Pool size 2 min_size 1 Advisability?

greg@xxxxxxxxxxx (Gregory Farnum) · Mon, 28 Jul 2014 13:48:36 -0400



On Mon, Jul 28, 2014 at 12:14 PM, Christian Balzer <chibi at gol.com> wrote:
> On Mon, 28 Jul 2014 14:24:02 +0000 Edward Huyer wrote:
>
>> > > Ceph has a default pool size of 3. Is it a bad idea to run a pool of
>> > > size 2? What about size 2 min_size 1?
>> > >
>> > min_size 1 is sensible, 2 obviously won't protect you against dual
>> > disk failures. Which happen and happen with near certainty once your
>> > cluster gets big enough.
>>
>> I though I saw somewhere in the docs that there could be issues with
>> min_size 1, but I can't seem to find it now.
>>
>> > > I have a cluster I'm moving data into (on RBDs) that is full enough
>> > > with size 3 that I'm bumping into nearfull warnings. Part of that is
>> > > because of the amount of data, part is probably because of suboptimal
>> > > tuning (Proxmox VE doesn't support all the tuning options), and part
>> > > is probably because of unbalanced drive distribution and multiple
>> > > drive sizes.
>> > >
>> > > I'm hoping I'll be able to solve the drive size/distribution issue,
>> > > but in the mean time, what problems could the size and min_size
>> > > changes create (aside from the obvious issue of fewer replicas)?
>> >
>> > I'd address all those issues (setting the correct weight for your
>> > OSDs). Because it is something you will need to do anyway down the
>> > road. Alternatively add more nodes and OSDs.
>>
>> I don't think it's a weighting issue.  My weights seem sane (e.g., they
>> are scaled according to drive size).  I think it's more an artifact
>> arising from a combination of factors:
>> - A relatively small number of nodes
>> - Some of the nodes having additional OSDs
>> - Those additional OSDs being 500GB drives compared to the other OSDs
>> being 1TB and 3TB drives
>> - Having to use older CRUSH tuneables
>> - The cluster being around 72% full with that pool set to size 3
>>
>> Running ' ceph osd reweight-by-utilization' clears the issue up
>> temporarily, but additional data inevitably causes certain OSDs to be
>> overloaded again.
>>
> The only time I've ever seen this kind of uneven distribution is when
> using too little (and using the default formula with few OSDs might still
> be too little) PGs/PG_NUMs.
>
> Did you look into that?
>
>
>> > While setting the replica down to 2 will "solve" your problem, it will
>> > also create another one besides the reduced redundancy:
>> > It will reshuffle all your data, slowing down your cluster (to the
>> > point of becoming unresponsive if it isn't designed and configured
>> > well).
>> >
>> > Murphy might take those massive disk reads and writes as a clue to
>> > provide you with a double disk failure as well. ^o^
>>
>> I actually already did the size 2 change on that pool before I sent my
>> original email.  It was the only way I would get the data moved.  It
>> didn't result in any data movement, just deletion.  When I get new
>> drives I'll turn that knob back up.
>>
> Ahahaha, there you go.
> I actually changed my test cluster from 2 to 3 and was going to change it
> back when the data dance stopped, but you did beat me to it.
>
> This is quite (pleasantly) surprising, as fiddling with any CRUSH knob
> usually makes CEPH go into data shuffling overdrive.

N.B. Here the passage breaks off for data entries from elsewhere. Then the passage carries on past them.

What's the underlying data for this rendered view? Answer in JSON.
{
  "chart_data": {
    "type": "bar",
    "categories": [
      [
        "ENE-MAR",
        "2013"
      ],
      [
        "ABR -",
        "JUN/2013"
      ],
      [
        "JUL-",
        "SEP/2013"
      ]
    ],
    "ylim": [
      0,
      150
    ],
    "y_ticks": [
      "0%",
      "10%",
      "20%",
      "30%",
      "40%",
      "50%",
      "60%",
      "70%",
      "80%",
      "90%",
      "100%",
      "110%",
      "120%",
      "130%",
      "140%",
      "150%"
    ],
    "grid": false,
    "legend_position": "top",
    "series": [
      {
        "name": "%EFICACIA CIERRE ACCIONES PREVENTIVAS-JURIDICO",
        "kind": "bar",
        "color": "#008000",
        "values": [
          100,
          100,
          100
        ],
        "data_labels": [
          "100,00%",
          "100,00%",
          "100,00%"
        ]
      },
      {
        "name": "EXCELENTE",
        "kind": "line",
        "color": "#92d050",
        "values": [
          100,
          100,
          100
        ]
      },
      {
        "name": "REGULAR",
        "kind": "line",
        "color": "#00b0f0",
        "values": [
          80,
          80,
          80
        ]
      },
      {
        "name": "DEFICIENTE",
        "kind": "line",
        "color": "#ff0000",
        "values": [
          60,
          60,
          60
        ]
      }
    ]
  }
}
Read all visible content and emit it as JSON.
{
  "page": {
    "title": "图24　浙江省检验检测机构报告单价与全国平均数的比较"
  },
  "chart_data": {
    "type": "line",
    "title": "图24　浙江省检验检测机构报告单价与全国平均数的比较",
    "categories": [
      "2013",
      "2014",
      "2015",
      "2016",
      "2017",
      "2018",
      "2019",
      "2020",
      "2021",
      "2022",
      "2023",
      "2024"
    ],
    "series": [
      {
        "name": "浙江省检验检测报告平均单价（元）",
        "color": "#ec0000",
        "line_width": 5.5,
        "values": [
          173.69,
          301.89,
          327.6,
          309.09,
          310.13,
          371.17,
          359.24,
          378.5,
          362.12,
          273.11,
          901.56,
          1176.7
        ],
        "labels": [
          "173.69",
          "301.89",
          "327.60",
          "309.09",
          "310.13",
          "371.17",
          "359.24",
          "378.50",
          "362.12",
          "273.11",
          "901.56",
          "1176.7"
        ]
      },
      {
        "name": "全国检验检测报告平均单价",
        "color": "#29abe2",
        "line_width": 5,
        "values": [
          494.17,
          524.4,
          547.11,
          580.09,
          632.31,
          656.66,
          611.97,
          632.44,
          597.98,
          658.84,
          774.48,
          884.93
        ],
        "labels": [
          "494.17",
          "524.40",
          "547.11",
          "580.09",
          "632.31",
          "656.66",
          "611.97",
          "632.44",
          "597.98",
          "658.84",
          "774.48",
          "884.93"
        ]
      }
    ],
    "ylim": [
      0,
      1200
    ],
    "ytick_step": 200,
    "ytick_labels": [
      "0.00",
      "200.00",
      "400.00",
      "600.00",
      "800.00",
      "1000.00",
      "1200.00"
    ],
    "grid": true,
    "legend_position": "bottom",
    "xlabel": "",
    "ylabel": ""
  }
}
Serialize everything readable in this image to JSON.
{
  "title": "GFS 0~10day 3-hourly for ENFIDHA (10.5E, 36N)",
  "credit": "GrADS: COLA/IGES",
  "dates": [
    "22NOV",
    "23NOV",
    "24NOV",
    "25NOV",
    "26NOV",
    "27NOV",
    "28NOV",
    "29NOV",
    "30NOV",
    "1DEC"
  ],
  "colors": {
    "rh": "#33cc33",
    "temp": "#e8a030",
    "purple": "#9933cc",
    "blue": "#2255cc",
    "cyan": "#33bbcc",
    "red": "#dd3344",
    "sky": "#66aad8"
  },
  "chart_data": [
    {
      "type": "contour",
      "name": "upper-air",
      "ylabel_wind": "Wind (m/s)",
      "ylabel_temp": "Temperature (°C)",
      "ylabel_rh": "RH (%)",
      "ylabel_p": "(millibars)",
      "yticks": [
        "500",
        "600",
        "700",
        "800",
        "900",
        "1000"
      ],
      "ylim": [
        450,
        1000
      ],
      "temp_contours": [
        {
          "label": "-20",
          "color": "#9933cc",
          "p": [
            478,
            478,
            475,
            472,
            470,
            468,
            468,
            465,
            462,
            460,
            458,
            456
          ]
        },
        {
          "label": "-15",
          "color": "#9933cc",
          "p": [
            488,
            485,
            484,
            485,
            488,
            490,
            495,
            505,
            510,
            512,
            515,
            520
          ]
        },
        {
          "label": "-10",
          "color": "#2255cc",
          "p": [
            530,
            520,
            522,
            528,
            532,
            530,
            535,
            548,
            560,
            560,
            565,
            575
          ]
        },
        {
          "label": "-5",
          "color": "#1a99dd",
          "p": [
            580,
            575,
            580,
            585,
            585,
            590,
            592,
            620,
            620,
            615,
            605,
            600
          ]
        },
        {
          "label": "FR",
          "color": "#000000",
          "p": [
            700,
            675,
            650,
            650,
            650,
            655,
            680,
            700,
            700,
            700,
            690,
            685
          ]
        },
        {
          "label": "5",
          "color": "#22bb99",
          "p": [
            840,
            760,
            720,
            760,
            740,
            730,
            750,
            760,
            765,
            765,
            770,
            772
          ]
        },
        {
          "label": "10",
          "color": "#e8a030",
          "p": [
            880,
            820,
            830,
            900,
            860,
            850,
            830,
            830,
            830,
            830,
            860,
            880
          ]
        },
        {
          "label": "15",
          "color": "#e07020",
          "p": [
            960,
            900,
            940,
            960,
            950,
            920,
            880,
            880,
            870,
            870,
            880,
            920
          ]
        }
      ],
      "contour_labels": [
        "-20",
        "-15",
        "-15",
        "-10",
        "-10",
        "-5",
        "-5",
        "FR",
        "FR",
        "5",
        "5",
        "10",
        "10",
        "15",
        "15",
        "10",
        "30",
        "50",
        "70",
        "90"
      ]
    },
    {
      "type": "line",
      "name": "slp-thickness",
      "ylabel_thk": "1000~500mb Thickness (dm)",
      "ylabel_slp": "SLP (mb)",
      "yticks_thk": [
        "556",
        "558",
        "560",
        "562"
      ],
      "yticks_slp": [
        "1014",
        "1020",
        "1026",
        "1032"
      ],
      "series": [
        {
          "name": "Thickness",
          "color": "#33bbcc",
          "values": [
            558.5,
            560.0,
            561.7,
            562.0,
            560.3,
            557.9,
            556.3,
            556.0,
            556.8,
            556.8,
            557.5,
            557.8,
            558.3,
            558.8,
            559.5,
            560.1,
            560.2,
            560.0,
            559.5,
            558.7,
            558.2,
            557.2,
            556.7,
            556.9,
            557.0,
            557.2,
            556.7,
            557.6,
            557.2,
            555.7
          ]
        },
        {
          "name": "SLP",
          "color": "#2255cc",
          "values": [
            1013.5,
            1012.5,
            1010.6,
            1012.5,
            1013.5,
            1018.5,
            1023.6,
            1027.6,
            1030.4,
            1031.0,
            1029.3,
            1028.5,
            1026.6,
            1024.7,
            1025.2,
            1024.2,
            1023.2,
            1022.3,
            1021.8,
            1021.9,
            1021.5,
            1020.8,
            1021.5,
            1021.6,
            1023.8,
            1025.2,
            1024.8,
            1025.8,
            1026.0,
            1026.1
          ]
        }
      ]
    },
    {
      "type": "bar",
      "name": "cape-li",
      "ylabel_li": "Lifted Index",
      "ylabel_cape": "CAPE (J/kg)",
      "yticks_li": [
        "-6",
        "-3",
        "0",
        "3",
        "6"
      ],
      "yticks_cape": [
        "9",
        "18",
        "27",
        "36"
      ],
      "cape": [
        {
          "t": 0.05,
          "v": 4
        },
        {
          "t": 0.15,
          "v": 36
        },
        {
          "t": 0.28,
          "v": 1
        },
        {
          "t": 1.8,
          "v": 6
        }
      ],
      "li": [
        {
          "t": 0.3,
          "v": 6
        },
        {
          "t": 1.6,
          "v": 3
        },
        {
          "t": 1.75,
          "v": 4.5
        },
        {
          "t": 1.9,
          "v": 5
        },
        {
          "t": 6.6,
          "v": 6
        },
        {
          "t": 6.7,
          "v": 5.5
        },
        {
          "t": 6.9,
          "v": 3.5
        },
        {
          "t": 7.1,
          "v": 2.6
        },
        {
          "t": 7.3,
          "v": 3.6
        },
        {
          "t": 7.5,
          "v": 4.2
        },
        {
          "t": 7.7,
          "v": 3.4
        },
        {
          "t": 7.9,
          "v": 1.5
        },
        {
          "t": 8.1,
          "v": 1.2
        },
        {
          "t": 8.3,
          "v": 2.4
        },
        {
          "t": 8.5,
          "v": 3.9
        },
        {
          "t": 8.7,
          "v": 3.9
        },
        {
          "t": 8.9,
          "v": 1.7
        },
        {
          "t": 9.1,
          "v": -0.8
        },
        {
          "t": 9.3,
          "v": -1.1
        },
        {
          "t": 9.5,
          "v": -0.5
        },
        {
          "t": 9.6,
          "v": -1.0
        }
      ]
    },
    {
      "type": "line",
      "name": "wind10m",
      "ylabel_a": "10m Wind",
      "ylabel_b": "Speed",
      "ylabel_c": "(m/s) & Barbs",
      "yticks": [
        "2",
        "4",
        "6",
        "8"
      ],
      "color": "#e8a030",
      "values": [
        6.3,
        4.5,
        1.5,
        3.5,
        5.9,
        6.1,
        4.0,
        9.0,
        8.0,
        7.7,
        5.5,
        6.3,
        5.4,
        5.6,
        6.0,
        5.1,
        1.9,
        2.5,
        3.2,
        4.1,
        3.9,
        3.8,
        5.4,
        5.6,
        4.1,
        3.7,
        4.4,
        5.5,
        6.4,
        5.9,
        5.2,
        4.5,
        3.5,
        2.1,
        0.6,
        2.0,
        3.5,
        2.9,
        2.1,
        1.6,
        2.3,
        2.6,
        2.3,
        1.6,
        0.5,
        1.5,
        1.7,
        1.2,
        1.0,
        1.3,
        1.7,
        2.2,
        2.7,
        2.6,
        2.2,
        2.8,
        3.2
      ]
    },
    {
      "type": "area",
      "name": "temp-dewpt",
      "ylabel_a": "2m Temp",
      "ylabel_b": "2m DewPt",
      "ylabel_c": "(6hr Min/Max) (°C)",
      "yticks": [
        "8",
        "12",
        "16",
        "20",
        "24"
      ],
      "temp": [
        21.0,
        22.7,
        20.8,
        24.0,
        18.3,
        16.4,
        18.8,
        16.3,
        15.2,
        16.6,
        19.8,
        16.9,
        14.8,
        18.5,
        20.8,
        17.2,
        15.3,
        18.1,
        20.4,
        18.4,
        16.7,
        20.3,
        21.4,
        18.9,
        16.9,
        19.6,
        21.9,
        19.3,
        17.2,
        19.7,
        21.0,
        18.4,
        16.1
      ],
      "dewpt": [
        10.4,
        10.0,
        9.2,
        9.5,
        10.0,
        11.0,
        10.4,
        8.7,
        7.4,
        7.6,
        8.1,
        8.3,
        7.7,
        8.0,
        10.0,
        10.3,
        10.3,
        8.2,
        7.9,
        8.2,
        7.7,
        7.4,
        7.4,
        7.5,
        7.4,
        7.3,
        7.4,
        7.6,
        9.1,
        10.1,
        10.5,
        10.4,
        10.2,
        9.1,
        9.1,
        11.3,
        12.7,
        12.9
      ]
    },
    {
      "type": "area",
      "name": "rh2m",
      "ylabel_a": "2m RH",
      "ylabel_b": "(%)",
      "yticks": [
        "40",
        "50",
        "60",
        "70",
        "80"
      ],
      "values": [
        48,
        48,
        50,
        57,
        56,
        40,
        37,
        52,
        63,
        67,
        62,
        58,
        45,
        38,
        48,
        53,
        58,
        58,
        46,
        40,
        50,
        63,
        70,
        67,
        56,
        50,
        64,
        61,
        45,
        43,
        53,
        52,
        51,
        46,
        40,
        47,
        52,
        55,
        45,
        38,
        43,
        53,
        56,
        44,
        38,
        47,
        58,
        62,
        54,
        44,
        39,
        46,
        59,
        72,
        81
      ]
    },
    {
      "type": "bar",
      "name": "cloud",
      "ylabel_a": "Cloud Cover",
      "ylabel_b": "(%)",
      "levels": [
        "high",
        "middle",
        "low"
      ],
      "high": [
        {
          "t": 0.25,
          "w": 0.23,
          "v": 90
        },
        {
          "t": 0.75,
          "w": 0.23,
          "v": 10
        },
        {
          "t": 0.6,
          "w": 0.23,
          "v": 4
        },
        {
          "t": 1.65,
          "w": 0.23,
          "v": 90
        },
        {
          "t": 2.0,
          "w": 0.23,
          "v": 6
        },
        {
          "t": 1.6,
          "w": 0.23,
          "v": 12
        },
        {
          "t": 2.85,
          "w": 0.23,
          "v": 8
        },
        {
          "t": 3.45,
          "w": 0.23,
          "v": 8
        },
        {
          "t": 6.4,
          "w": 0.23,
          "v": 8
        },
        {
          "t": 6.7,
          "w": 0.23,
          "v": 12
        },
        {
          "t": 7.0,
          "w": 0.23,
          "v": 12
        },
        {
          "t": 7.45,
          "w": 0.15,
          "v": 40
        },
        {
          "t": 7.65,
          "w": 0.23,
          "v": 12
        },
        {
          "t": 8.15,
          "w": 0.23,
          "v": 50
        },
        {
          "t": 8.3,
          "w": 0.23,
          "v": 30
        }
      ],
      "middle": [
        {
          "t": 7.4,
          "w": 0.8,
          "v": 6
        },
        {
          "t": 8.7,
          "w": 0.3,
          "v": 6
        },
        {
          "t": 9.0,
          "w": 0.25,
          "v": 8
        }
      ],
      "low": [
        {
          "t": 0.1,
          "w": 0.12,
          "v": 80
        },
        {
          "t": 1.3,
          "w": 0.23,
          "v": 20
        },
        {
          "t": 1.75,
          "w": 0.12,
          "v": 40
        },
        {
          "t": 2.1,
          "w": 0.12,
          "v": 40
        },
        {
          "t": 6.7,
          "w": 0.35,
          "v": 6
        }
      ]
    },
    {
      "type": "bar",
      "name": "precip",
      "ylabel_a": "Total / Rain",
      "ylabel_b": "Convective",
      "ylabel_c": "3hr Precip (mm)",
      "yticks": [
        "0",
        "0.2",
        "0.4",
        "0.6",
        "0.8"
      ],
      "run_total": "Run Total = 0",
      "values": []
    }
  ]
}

Yep, this is deliberate ? the sizing knobs aren't used as CRUSH
inputs; it just impacts how often the CRUSH calculation is run.
Scaling that value up or down adds or removes values to the end of the
set of OSDs hosting a PG, but doesn't change the order they appear in.
Things that do shuffle data:
1) changing weights (obviously)
2) changing internal CRUSH parameters (for most users, this means
changing the tunables)
3) changing how the map looks (i.e., adding OSDs)
-Greg
Software Engineer #42 @ http://inktank.com | http://ceph.com